Dois dias depois respondi o E-mail com a seguinte resposta: “De minha parte, se devesse responder apenas por mim, diria: venham o quanto antes, tragam seu carisma para bem perto de nós... Mas, quero me permitir de consultar o clero diocesano, em clima de comunhão e partilha, para saber da real vontade de Deus para nós. Podemos continuar nos comunicando, por E-mail e, enquanto isso, no momento oportuno, consultarei o clero para vos oficializar nossa resposta. No mais, continuemos colocando o vosso pedido no coração de Jesus e Maria, para que sejam eles a nos mostrarem o caminho”.
Na quarta-feira Santa, no Seminário Divino espírito santo, no encontro do clero, em celebração do dia da Instituição do sacerdócio e da Eucaristia, pude consultar o clero que, por unanimidade, deu sua resposta afirmativa. A partir disso, escrevi o segundo E-mail oficializando nossa resposta com as seguintes palavras: “Joinville, 20 de março de 2008. Caro Dom Bernardo. Saudações em Cristo Abandonado e Ressuscitado!
Retornando ao nosso assunto: Irmãs Trapistas no Brasil e na Diocese de Joinville. Consultei, no dia de ontem, o clero da Diocese de Joinville sobre o assunto, e todos (cerca 80 sacerdotes) por unanimidade aprovaram a vinda do Mosteiro Trapista Feminino (de Quilvo, Chile) para a nossa Diocese. Foi considerado como um grande presente de Páscoa deste ano.
Agora, podemos dialogar e ver a implantação de modo oficial. Estarei à vossa disposição para a escolha do local. Teríamos até já alguma oferta de terreno da Diocese e de particulares. O que importa é que seja um local de acordo com o carisma próprio da ordem. E isso vocês poderão determinar. De nossa parte, estaremos à disposição em ajudar no que for possível.
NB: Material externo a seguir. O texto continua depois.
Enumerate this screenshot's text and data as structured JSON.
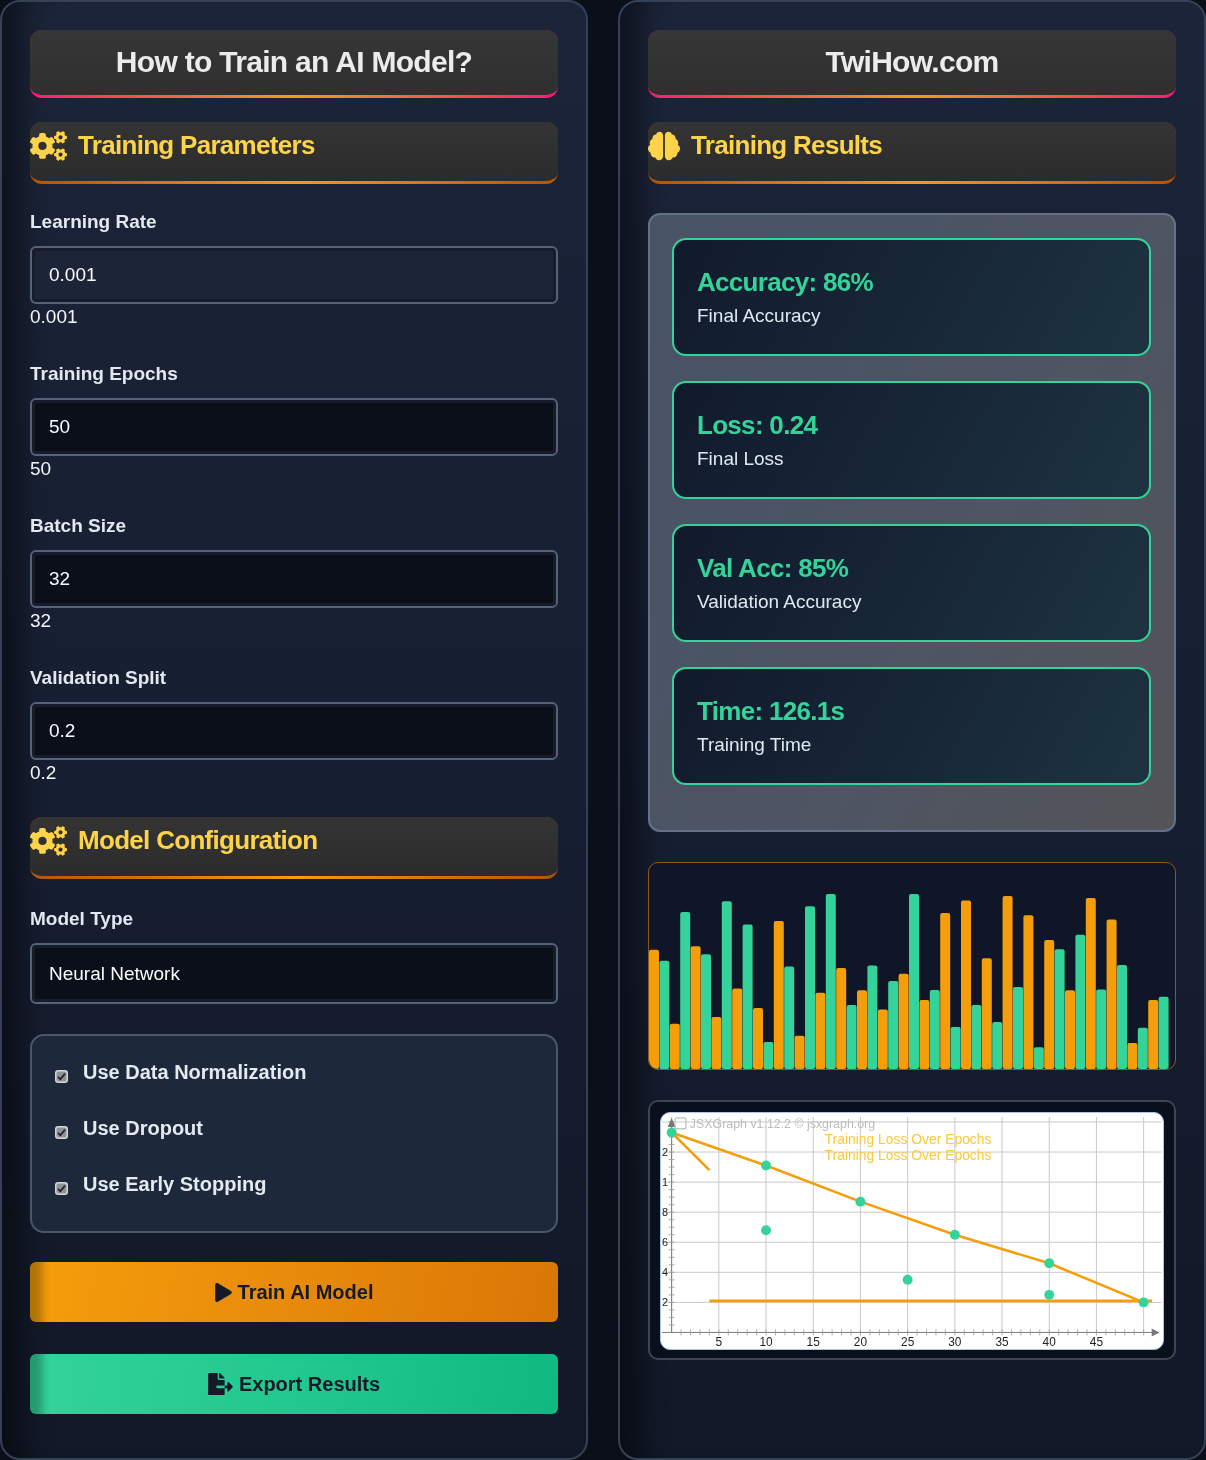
{
  "left_panel": {
    "title": "How to Train an AI Model?",
    "parameters": {
      "heading": "Training Parameters",
      "fields": [
        {
          "kind": "number",
          "label": "Learning Rate",
          "value": "0.001",
          "reading": "0.001",
          "focused": true
        },
        {
          "kind": "number",
          "label": "Training Epochs",
          "value": "50",
          "reading": "50",
          "focused": false
        },
        {
          "kind": "number",
          "label": "Batch Size",
          "value": "32",
          "reading": "32",
          "focused": false
        },
        {
          "kind": "number",
          "label": "Validation Split",
          "value": "0.2",
          "reading": "0.2",
          "focused": false
        }
      ]
    },
    "configuration": {
      "heading": "Model Configuration",
      "fields": [
        {
          "kind": "select",
          "label": "Model Type",
          "value": "Neural Network",
          "focused": false
        }
      ],
      "options": [
        {
          "label": "Use Data Normalization",
          "checked": true
        },
        {
          "label": "Use Dropout",
          "checked": true
        },
        {
          "label": "Use Early Stopping",
          "checked": true
        }
      ]
    },
    "buttons": [
      {
        "kind": "train",
        "label": "Train AI Model"
      },
      {
        "kind": "export",
        "label": "Export Results"
      }
    ]
  },
  "right_panel": {
    "title": "TwiHow.com",
    "heading": "Training Results",
    "results": [
      {
        "title": "Accuracy: 86%",
        "caption": "Final Accuracy"
      },
      {
        "title": "Loss: 0.24",
        "caption": "Final Loss"
      },
      {
        "title": "Val Acc: 85%",
        "caption": "Validation Accuracy"
      },
      {
        "title": "Time: 126.1s",
        "caption": "Training Time"
      }
    ],
    "loss_chart": {
      "copyright": "JSXGraph v1.12.2 © jsxgraph.org",
      "titles": [
        "Training Loss Over Epochs",
        "Training Loss Over Epochs"
      ],
      "y_tick_labels": [
        "2",
        "1",
        "8",
        "6",
        "4",
        "2"
      ],
      "x_tick_labels": [
        "5",
        "10",
        "15",
        "20",
        "25",
        "30",
        "35",
        "40",
        "45"
      ]
    }
  }
}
Sem mais, votos de uma Feliz e Santa Páscoa do Senhor a todos os monjes. Fraternalmente! Dom Irineu Roque Scherer/Bispo Diocesano de Joinville”.

A partir de agora estaremos aguardando a visita dos monjes e monjas para determinarmos o local na Diocese, que corresponda à vocação e ao carisma da Ordem. Pedimos seu apoio e suas orações. Obrigado!